その後、フランスの物理学者であるジャン・ペランがアインシュタインの数式を実験で立証したことで、物質が原子の集まりであることが証明されています。
光量子仮説
「光量子仮説」とは、1905年にアインシュタインが唱えた、光を粒子とする仮説のことです。光の持つエネルギーEを、プランク定数hと振動数νを用いて、下記の数式で表しました。
E=hν
アインシュタインはこの数式で、光電効果によって金属の表面から飛び出してくる電子のエネルギーを正しく説明し、ノーベル賞物理学賞を受賞しています。
相対性理論
「相対性理論」とは、アインシュタインによって唱えられた「特殊相対性理論」と「一般相対性理論」との総称です。
「特殊相対性理論」とは、光の速度が一定で、空間と時間が相対的に変化するものとする理論のことをいいます。例えば、気の向かない用事にかける時間を長く感じてしまうような現象は、相対性理論で表すことができます。
「一般相対性理論」は完全には立証されていませんが、重力の相対論的理論のひとつです。
アインシュタインの名言
アインシュタインは天才と称されるだけに、さまざまな名言も残しています。彼の代表的な名言をみていきましょう。
常識とは、18歳までに身に付けた偏見のコレクションである
この名言から、アインシュタインの常識にとらわれない姿勢こそが、新しい発見を成し遂げることにつながったことが推測できるでしょう。
問題が生じたときと同じ考え方をしていたら解決はできない
失敗をした時に同じ側面からばかり検証していて、いつまでたっても原因がわからないことはよくあります。原因を徹底的に検証すると同時に、これまでとは別の角度から問題を見直すことで、新たな発想を持つことの大切さを教えてくれる名言です。
たくさんの発見をしたアインシュタインらしい考え方が凝縮された言葉といえます。
間違いを犯した事の無い人というのは、何も新しいことをしていない人のことだ
新しいことに挑戦すると、判断を間違えたり失敗したりすることもあるでしょう
しかしアインシュタインのように、間違いや失敗を恐れず挑戦することこそが、新たな発見を生むためには重要なのではないでしょうか。
いつだって、偉大な先人達は凡人達の熾烈な抵抗に遭ってきた
アインシュタインが発見した理論の数々は、これまでの常識を覆すようなものばかりでした。
前例や常識を重んじて否定されることや冒険を恐れる学者たちの抵抗にあらがうように、たくさんの発見を成し遂げたアインシュタインらしい言葉といえるでしょう。
私は天才ではありません。
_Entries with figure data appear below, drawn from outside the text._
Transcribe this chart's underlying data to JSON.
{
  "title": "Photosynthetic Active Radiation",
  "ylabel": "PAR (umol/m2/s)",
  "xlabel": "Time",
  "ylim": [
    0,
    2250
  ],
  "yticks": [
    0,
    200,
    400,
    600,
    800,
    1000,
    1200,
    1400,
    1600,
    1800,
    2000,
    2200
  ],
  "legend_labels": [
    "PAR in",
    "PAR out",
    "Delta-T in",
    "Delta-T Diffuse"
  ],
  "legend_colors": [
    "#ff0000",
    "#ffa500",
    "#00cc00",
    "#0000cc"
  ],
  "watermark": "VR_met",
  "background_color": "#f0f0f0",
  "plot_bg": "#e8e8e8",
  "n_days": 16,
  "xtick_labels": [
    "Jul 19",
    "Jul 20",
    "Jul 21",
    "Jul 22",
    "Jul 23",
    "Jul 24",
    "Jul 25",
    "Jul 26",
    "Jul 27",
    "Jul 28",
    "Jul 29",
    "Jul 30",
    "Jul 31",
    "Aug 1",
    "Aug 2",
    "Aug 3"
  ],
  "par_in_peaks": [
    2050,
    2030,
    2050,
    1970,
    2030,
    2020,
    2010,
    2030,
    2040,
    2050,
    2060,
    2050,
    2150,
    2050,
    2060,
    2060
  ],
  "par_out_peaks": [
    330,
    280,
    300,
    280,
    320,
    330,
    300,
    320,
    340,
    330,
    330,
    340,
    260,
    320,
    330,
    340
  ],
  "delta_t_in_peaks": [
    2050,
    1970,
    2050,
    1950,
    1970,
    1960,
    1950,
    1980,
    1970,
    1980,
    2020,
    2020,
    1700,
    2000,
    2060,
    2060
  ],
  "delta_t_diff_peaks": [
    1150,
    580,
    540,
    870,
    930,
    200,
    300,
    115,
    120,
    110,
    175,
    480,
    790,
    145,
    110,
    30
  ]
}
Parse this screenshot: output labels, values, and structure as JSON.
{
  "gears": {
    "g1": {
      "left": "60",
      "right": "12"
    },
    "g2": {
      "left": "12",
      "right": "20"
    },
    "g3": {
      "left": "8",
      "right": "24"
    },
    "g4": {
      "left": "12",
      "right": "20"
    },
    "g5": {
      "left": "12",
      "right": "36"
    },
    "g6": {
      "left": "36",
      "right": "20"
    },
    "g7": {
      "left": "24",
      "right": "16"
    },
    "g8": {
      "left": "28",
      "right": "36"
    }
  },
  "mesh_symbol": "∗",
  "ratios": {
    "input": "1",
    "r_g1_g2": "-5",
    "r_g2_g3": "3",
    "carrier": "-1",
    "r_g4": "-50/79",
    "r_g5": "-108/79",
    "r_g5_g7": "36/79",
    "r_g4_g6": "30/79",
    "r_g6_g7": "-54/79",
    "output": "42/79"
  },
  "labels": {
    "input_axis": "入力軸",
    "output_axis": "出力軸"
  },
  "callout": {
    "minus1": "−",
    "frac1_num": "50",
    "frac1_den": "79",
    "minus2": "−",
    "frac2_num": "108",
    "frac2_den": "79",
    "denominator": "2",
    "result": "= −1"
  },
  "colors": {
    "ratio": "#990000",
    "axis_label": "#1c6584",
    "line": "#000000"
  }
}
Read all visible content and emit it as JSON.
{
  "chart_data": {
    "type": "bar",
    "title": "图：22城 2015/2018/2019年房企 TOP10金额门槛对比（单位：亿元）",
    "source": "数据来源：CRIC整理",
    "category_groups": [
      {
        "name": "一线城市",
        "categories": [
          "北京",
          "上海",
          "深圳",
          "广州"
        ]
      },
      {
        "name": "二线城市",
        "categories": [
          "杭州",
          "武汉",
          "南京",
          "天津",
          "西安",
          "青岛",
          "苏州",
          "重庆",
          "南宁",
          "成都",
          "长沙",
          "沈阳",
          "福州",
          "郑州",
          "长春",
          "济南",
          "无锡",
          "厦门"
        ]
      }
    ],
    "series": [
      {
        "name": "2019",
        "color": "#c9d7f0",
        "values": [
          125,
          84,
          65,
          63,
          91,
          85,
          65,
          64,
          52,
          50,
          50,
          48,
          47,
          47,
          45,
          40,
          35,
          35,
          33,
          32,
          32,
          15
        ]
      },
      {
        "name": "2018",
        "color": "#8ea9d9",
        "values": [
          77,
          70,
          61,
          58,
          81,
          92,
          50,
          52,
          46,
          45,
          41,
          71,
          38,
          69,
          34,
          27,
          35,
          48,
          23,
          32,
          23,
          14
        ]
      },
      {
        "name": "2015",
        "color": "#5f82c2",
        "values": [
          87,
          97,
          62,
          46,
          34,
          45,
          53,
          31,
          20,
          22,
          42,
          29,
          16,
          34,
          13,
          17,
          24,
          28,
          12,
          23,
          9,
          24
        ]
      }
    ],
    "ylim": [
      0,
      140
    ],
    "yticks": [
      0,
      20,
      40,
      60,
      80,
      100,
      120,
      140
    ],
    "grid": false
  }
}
ただ、人より長く一つの事柄と付き合っていただけです
すぐに結果を出せず、見切りを付けようか迷うようなことは誰にでもあるでしょう。このアインシュタインの名言は、そんな時に思い返したい言葉です。
「根気強く挑戦し続けることで、新しい発見につながることがある」ということを表しています。
何かを学ぶのに、自分自身で経験する以上にいい方法はない
本などで知識を得ることは簡単ですが、実践で学ぶ人はそう多くないのかもしれません。しかし、知識は経験してこそ習得につながるのではないでしょうか。
アインシュタインは、とくに研究者においては学び得たことを実践することがとても大切であると実感していました。
アインシュタインはさまざまな発見をした天才物理学者
天才物理学者と称されるアインシュタインは、わずか1年の間に「ブラウン運動」「光量子仮説」「相対性理論」と3つも論文を発表しました。どれも現代における高度な技術の発展につながっていることから、彼は天才と呼ばれるようになったのです。
アインシュタインはユダヤ人であったことからナチスに迫害され、のちにアメリカに亡命しました。原爆開発に間接的に関わったこともありましたが、戦後は核戦争の危険性を訴えるなど平和運動に尽力しています。
アインシュタインは学問の分野に限らず、その生き方もお手本にしたい人物といえるでしょう。